Un Escritor Francés, se publica en diferentes versiones, por motivos de espacio y filosofía, en La Opinión de Murcia y Cambio16, en marzo.


Un Escritor Francés


Hace aproximadamente un año apareció en el mercado (MERCADO: ACTIVIDAD RELATIVA A LA COMPRAVENTA DE BIENES O SERVICIOS) literario español un libro que nacía de una idea absolutamente genial, a saber: animar, dar vida, a los personajes que el celebérrimo pintor norteamericano, Edward Hopper retrató en el más famoso de sus cuadros: Nighthawks (Noctámbulos, según la traducción al castellano más conocida, Tiburones de la Noche si descompusiésemos la palabra inglesa en dos). El escritor responsable de tan brillante como audaz tarea -que tituló Final de Verano- respondía al nombre de Philippe Besson, quien este año, invitado por la siempre eficaz Alianza Francesa, ha presentado en nuestro país su penúltimo trabajo: Un Chico Italiano.

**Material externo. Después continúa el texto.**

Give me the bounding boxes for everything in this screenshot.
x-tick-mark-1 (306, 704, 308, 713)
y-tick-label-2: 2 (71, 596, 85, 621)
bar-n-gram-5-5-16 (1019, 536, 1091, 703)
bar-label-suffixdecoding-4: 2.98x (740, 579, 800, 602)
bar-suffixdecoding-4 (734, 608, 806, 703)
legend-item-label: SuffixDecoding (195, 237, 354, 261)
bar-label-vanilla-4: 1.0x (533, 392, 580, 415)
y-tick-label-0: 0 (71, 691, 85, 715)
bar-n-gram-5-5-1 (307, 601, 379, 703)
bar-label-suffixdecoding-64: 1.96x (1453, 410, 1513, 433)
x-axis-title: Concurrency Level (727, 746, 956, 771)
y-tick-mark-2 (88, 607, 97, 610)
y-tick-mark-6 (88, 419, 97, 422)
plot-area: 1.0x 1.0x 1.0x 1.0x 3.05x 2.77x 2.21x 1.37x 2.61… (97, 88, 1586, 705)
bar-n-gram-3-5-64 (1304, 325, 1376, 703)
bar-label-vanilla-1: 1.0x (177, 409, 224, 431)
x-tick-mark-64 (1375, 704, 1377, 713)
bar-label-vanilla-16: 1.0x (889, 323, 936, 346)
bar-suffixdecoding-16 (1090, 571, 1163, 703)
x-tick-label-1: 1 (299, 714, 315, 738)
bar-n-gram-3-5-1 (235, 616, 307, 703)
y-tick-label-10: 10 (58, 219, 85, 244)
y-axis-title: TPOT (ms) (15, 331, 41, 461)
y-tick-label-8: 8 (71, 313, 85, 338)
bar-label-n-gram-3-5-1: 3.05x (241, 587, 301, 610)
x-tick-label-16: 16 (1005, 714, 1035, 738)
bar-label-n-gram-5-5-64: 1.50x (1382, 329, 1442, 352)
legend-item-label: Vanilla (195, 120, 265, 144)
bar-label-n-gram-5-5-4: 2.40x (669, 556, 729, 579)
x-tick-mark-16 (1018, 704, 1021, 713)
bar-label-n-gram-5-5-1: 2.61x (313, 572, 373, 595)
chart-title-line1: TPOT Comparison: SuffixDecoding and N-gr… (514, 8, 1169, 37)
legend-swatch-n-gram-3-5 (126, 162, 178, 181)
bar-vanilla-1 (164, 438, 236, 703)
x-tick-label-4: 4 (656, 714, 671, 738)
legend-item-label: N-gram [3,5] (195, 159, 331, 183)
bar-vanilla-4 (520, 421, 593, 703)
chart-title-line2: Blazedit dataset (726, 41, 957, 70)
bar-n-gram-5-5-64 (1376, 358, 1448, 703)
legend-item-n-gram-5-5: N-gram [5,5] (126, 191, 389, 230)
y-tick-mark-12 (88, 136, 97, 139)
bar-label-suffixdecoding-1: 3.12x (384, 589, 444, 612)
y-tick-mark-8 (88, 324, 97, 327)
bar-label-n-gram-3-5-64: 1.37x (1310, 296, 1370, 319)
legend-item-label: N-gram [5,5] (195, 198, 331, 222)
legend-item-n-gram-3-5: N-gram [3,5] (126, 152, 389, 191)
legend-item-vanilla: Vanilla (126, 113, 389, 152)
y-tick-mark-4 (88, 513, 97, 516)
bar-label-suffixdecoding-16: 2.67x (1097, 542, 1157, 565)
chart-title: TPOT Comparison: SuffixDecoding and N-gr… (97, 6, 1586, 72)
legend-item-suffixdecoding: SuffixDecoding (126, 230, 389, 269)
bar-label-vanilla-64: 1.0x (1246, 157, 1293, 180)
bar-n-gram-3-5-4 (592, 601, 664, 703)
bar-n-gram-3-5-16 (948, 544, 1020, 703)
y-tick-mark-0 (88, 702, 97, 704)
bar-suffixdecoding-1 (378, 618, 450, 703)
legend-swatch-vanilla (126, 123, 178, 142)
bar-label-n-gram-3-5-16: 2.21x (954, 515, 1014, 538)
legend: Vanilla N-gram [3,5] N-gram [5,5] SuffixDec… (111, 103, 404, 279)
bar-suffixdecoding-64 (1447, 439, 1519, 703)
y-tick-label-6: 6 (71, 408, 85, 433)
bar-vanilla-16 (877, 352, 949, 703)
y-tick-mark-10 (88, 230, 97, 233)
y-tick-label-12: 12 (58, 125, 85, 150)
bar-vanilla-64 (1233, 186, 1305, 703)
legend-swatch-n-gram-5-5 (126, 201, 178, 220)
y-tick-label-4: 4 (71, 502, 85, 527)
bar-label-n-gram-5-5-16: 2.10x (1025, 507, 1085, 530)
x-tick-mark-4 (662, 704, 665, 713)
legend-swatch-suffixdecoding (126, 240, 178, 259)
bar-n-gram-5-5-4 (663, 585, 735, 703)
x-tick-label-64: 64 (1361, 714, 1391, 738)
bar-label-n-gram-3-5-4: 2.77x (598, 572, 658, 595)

No había leído, aún no lo he hecho aunque ya lo tengo en la mesilla de noche, Final de Verano cuando me llegó esta última entrega traducida al español de Philippe Besson gracias a los buenos oficios de Ana Kuntz, la encargada de prensa de Alianza Literaria. A pesar de que estaba tremenda, permanentemente, ocupado me leí Un Chico Italiano de un tirón; es un libro de doscientas páginas con letra grande y márgenes amplios. Me gustó. Me gustó sobre todo la estructura -está concebido como una pirámide dividida en cuatro niveles que Besson llama "libros" pues para eso él se mueve en el mercado de la literatura y no en el de la arquitectura funeraria egipcia. Me gustó porque aplica una técnica similar a la de Alejandro Baricco en su libro más famoso: Seda; es decir, que utiliza fragmentos breves, de poco más de dos páginas, para finalmente armar un puzzle que -observado en su conjunto- conforma una buena, correcta y agradable novela. Y esa es precisamente la línea que sigo en la actualidad en mi tarea como profesor de escritura creativa y capitán de barcos imaginarios: le pido a mis alumnos, tripulantes, pequeños esfuerzos semanales para que al final del curso, del viaje, al reunirlos todos se encuentren con una obra global, de cuya coherencia no deben preocuparse pues ese es mi trabajo, está incluido en la cantidad que pagan por el "pasaje". Imagino que Besson, con quien hablé más que ningún otro periodista y en su idioma natal (llevaba tantos meses sin hablar en francés que no fui capaz de resistir la tentación), no contó con ningún "capitán" para dar coherencia o equilibrio a "Un Chico Italiano", y por lo tanto fue él, para eso es un escritor profesional, quien se encargó tanto de tripular como de capitanear su barco hasta llevarlo a buen puerto. He recomendado el libro a todos mis alumnos, y también lo hago a cualquiera que quiera pasar un buen rato leyendo o desenredando el minucioso triángulo amoroso planteado por Besson, Un Escritor Francés; y confieso que sentí cierta envidia (teñida de tristeza) al comprobar como Francia -porque Francia tiene una Cultura, España no (hemos sido un país pobre, en vías de desarrollo, demasiados años)- cuida a sus autores. Como les mima, riega y abona hasta que pasan de arbustos a árboles imponentes. Y en eso se está convirtiendo Besson, en un árbol capaz ya de dar sombra. Espero con impaciencia su próximo trabajo.